2. What should be done to manage a patient with contact precautions?
- A. Wear a mask, gown, and gloves for all patient interactions.
- B. Ensure that visitors wear protective equipment.
- C. Dedicate all patient care equipment to that patient.
- D. Disinfect shared equipment before use.
Correct answer: C
Rationale: When managing a patient with contact precautions, it is essential to dedicate all patient care equipment to that specific patient. This practice helps minimize the risk of spreading infections to other patients. Choice A, wearing protective gear for all patient interactions, is a general precaution but not specific to managing a patient with contact precautions. Choice B, ensuring visitors wear protective equipment, is important for infection control but not directly related to managing the patient with contact precautions. Choice D, disinfecting shared equipment before use, is a good practice for infection control in general but does not address the specific needs of a patient under contact precautions.

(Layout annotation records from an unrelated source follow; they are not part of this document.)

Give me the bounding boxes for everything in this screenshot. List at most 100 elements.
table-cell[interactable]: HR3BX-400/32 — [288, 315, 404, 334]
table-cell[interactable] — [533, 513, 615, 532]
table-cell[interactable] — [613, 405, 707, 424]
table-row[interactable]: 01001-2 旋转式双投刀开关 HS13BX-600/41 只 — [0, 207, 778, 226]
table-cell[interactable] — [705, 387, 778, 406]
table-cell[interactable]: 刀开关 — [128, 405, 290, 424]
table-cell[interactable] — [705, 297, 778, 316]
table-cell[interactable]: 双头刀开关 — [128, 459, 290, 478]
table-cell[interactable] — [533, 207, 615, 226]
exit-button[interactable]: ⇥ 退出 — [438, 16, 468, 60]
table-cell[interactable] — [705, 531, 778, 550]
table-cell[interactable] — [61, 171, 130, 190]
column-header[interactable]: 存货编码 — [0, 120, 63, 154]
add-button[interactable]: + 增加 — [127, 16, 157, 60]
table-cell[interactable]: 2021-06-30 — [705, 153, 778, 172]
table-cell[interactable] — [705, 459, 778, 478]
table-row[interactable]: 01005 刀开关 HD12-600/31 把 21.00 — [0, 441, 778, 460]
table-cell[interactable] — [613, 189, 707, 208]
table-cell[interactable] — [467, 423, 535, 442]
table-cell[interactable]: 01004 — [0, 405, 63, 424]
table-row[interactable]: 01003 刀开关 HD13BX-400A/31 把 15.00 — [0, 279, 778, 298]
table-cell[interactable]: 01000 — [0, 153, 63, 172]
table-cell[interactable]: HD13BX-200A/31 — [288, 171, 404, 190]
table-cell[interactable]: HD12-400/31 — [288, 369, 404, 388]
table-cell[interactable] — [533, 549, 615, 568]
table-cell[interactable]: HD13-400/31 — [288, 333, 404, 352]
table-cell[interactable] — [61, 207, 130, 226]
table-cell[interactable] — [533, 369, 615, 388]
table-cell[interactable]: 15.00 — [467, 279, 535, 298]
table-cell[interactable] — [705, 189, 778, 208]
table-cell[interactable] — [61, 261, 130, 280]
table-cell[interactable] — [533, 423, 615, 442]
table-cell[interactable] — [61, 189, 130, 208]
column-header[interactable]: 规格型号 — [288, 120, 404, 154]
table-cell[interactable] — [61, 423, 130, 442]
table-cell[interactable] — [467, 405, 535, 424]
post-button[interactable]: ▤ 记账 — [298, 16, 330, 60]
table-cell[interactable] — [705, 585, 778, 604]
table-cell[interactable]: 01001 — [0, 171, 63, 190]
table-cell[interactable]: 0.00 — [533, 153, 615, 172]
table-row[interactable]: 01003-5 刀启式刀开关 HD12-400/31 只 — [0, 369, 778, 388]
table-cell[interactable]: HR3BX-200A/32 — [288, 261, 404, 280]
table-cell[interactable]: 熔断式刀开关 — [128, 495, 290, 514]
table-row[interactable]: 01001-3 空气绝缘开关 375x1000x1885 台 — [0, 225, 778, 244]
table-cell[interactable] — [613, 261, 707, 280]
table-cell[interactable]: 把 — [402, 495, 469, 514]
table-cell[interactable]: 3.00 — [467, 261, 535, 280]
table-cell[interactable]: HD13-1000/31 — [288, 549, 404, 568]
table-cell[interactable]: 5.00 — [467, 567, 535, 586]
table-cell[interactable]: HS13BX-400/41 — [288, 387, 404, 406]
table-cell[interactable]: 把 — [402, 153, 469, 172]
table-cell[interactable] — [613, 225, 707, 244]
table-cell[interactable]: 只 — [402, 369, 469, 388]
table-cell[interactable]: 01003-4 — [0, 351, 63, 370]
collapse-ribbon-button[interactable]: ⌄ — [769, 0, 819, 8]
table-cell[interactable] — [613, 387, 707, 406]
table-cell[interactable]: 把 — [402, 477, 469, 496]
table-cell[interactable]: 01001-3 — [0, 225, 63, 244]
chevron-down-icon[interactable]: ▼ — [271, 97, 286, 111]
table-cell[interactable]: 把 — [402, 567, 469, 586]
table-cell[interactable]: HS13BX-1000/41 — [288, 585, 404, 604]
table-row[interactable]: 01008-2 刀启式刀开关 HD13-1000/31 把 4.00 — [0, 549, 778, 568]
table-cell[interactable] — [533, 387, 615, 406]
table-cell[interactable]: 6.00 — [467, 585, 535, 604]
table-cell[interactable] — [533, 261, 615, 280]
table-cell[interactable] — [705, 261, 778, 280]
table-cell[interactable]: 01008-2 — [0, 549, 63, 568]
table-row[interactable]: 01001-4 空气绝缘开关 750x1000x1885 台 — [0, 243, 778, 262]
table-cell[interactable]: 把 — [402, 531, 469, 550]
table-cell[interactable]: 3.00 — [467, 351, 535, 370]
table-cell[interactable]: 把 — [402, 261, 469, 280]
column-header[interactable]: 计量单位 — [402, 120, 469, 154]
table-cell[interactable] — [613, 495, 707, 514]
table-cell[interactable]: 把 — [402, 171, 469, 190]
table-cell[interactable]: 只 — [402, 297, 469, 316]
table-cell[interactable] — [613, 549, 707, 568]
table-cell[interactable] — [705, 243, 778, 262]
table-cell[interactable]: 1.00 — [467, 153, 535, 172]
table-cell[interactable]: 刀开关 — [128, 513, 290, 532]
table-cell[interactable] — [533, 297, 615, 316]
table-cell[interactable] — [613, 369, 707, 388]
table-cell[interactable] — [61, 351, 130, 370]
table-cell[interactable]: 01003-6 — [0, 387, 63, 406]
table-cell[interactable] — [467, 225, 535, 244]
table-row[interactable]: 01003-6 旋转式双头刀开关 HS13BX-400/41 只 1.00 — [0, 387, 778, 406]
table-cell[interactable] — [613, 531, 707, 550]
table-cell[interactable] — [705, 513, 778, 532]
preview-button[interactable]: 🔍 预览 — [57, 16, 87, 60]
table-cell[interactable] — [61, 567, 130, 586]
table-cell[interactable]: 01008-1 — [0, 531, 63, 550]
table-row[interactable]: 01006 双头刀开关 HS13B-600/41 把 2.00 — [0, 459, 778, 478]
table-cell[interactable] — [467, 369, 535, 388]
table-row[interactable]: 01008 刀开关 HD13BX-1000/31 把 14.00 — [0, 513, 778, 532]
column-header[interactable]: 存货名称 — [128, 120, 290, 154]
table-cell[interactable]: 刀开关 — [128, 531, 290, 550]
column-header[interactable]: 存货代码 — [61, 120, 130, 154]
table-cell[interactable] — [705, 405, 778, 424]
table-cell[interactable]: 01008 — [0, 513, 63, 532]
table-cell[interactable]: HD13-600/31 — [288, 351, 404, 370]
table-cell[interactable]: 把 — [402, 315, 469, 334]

3. A patient is at risk for impaired skin integrity. What is the priority intervention for the nurse?
- A. Turn and reposition the patient every 2 hours.
- B. Apply a moisture barrier to the patient's skin.
- C. Massage the patient's skin to promote circulation.
- D. Apply a heating pad to the patient's skin to increase blood flow.
Correct answer: A
Rationale: The correct answer is to turn and reposition the patient every 2 hours. This intervention is crucial in preventing pressure ulcers and maintaining skin integrity by relieving pressure on bony prominences. Applying a moisture barrier (Choice B) is important for moisture-associated skin damage but is not the priority in this case. Massaging the patient's skin (Choice C) can potentially cause friction and shear, increasing the risk of skin breakdown. Applying a heating pad (Choice D) can lead to burns or thermal injuries, exacerbating skin integrity issues.
4. A healthcare provider is caring for a client who has heart failure and is prescribed enalapril. The provider should monitor the client for which of the following adverse effects?
- A. Hypertension
- B. Hypokalemia
- C. Hyperglycemia
- D. Hyperkalemia
Correct answer: D
Rationale: Corrected Question: When a client with heart failure is prescribed enalapril, monitoring for hyperkalemia is essential. Enalapril is an angiotensin-converting enzyme (ACE) inhibitor that can lead to an increase in potassium levels in the blood. This adverse effect can be serious and potentially life-threatening. Choices A, B, and C are incorrect because enalapril does not typically cause hypertension, hypokalemia, or hyperglycemia as adverse effects. It's essential for healthcare providers to be vigilant in monitoring potassium levels when clients are on ACE inhibitors like enalapril.
5. A patient is experiencing shortness of breath. What is the nurse's immediate action?
- A. Assist the patient into a high Fowler's position.
- B. Administer oxygen at 2 liters per minute via nasal cannula.
- C. Encourage the patient to take deep breaths and cough.
- D. Assess the patient's lung sounds.
Correct answer: B
Rationale: Administering oxygen at 2 liters per minute via nasal cannula is the immediate action for a patient experiencing shortness of breath. This intervention helps to improve oxygenation and relieve respiratory distress promptly. Placing the patient in a high Fowler's position (choice A) may also be beneficial but providing oxygen takes precedence in this scenario to address the underlying hypoxemia. Encouraging deep breaths and coughing (choice C) may not be appropriate as the first action, especially without assessing the patient first. Assessing lung sounds (choice D) is essential but should follow the initial intervention of administering oxygen.